With all respect, “didn’t see a car for hours on a typically busy midtown avenue”, even during peak covid, is bananas if for no other reason than the ambulances were going almost constantly (ymmv based on where you live).

But I distinctly remember watching the odd car here and there and wondering where they were going.

And things were quieter! There was the background noise of machinery and buses and cars but it was a lot quieter than even holiday Sundays.

Credentials: 14 years in semi-rural Texas, 25 years in Manhattan


Living in Texas and Manhattan you should aware that we very good at adapting to our surroundings. The relative noise is not comparable between rural Texas and Manhattan.

I agree the city was quieter during covid, and would be quieter without cars. It's ridiculous to debate otherwise.

But a major is vastly noisier without cars than any normal suburb with the rare car passing by a residential street.

NYC will always be loud, cars are not.


Noise pollution in big cities, particularly nyc, ranked starting from the worst factoring frequency:

Sirens

Construction

Buses

Semintrucks / public machinery (trash, etc)

Subway

Belligerent people

Lunatics

Inconsiderate people on motorcycles

Cars

Buildings / HVAC

Cars are near the bottom of the list


I was just pointing out that the idea that one could go for “hours” without seeing a car is essentially impossible in Manhattan, even during Covid.


It varies by area; I remember staying in Brooklyn with a friend and being a few floors up the traffic noise was minimal (constant), few horns, but it seemed an emergency vehicle went by every few minutes.

Most of what I remember of European cities, too, when anywhere near the denser parts.

Part of "city noise" is dependent where you're living, and how new it is. Close, cramped, older building with people arguing above and below and beside you? Not fun. Newer building with excellent soundproofing? Nowhere near as bad.

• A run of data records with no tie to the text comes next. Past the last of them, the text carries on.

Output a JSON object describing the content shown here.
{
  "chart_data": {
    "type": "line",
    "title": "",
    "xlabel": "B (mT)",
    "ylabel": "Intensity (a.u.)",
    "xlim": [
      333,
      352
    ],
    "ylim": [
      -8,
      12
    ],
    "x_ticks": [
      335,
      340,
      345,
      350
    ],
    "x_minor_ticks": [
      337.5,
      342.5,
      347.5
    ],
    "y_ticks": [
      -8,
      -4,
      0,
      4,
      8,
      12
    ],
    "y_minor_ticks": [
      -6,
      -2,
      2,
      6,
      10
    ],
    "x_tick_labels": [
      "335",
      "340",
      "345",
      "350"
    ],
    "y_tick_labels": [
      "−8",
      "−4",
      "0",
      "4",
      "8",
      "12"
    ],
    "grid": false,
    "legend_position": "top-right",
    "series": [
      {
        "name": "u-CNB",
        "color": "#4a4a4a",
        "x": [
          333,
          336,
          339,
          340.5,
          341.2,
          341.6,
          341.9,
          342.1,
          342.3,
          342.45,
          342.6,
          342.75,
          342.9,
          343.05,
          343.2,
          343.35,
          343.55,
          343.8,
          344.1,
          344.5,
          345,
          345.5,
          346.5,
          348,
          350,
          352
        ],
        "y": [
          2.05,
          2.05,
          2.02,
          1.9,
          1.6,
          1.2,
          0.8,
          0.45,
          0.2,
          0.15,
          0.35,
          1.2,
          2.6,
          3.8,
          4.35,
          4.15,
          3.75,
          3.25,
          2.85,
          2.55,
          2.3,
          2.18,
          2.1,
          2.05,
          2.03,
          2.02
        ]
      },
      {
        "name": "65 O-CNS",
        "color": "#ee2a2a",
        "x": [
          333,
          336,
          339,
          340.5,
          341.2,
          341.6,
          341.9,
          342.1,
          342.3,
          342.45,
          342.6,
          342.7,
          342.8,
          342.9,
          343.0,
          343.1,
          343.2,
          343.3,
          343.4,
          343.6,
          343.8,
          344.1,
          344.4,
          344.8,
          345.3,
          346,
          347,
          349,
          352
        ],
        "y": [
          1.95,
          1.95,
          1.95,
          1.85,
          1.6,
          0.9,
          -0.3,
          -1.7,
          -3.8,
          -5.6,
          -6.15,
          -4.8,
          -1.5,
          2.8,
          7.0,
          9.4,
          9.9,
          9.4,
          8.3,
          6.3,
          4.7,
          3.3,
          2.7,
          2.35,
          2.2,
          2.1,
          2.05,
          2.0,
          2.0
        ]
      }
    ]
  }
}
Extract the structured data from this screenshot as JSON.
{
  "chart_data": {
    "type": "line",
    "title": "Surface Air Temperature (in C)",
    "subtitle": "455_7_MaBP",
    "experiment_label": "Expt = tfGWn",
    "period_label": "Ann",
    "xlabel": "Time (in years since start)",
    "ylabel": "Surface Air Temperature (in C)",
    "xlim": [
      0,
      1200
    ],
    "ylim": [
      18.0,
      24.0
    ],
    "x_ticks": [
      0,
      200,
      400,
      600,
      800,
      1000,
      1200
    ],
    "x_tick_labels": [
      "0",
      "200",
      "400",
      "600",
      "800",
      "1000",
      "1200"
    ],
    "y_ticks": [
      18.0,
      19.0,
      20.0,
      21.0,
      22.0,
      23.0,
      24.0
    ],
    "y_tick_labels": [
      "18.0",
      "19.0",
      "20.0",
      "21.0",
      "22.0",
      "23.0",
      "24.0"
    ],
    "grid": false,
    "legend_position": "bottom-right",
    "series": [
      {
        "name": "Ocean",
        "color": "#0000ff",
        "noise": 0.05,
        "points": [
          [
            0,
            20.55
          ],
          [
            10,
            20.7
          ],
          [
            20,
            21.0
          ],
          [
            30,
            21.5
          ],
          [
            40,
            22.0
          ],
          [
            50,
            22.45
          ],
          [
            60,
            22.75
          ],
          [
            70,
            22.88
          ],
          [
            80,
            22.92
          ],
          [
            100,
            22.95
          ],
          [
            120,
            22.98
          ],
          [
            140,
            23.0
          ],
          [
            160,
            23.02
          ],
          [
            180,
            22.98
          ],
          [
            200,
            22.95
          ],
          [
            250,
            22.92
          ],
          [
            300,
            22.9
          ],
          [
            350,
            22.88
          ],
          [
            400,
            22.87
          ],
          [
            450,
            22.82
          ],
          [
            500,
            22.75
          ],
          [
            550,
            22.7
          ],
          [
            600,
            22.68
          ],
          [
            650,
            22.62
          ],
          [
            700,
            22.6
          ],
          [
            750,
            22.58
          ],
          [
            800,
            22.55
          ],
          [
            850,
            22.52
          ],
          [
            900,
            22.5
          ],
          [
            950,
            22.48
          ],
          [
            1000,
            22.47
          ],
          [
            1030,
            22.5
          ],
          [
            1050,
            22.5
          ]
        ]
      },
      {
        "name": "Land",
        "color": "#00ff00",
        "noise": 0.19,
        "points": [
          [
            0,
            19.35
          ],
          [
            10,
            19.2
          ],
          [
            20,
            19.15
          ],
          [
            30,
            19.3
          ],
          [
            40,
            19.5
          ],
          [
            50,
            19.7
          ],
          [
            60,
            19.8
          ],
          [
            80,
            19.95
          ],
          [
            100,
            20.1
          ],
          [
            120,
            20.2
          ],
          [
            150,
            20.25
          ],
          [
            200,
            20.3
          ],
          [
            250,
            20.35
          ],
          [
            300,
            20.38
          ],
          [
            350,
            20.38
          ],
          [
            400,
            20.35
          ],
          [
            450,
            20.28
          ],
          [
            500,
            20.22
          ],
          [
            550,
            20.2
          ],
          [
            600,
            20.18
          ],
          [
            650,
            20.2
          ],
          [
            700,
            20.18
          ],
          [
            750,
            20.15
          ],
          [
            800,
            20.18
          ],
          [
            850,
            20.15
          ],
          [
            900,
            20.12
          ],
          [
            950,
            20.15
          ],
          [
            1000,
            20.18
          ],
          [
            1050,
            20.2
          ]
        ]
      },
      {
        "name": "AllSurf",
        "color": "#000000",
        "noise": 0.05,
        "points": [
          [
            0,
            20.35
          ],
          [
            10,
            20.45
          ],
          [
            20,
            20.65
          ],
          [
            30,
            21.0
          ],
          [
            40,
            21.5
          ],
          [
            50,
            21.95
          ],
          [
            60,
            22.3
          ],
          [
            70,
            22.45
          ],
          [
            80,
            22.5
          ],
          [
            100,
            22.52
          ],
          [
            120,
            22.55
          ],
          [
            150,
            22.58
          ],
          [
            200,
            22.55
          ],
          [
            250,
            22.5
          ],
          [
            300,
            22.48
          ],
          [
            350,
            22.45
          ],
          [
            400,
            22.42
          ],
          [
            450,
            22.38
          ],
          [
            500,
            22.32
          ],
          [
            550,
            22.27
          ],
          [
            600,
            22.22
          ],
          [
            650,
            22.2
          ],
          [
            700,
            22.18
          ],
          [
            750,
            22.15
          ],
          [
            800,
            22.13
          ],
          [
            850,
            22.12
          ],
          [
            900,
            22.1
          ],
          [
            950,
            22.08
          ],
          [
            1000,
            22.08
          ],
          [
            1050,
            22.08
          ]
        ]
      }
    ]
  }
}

> Sirens: valid. But those suckers are usually attached to vehicles

But they're attached to emergency vehicles. The fire department is not going to wait for the bus when responding to a fire, so you can't actually get rid of this by installing mass transit, and then its prevalence is proportional to density.

> People yelling: not often in my experience. And the usual offender when someone is yelling, it's some doofus in a car yelling at some other doofus in a car.

> Loud music: not often in my experience. And the usual offender when there is loud music, it's some doofus playing loud music in their car.

If people are usually in cars then the people making noise will usually be in cars. But it's not as if they're going to stop having business disputes or lovers' quarrels or whatever it is this time just because they're on foot.

And whether loud music is a problem depends primarily on who your neighbors are. In a city you'll have a lot of them and you don't get to choose who they are.

> car horns

Ironically this doesn't happen in the suburbs because there are more roads and parking per car, and thereby fewer traffic disputes and no need to summon someone from a building immediately instead of parking and going inside. So you're now equally making the case for cities to have wider roads and more parking.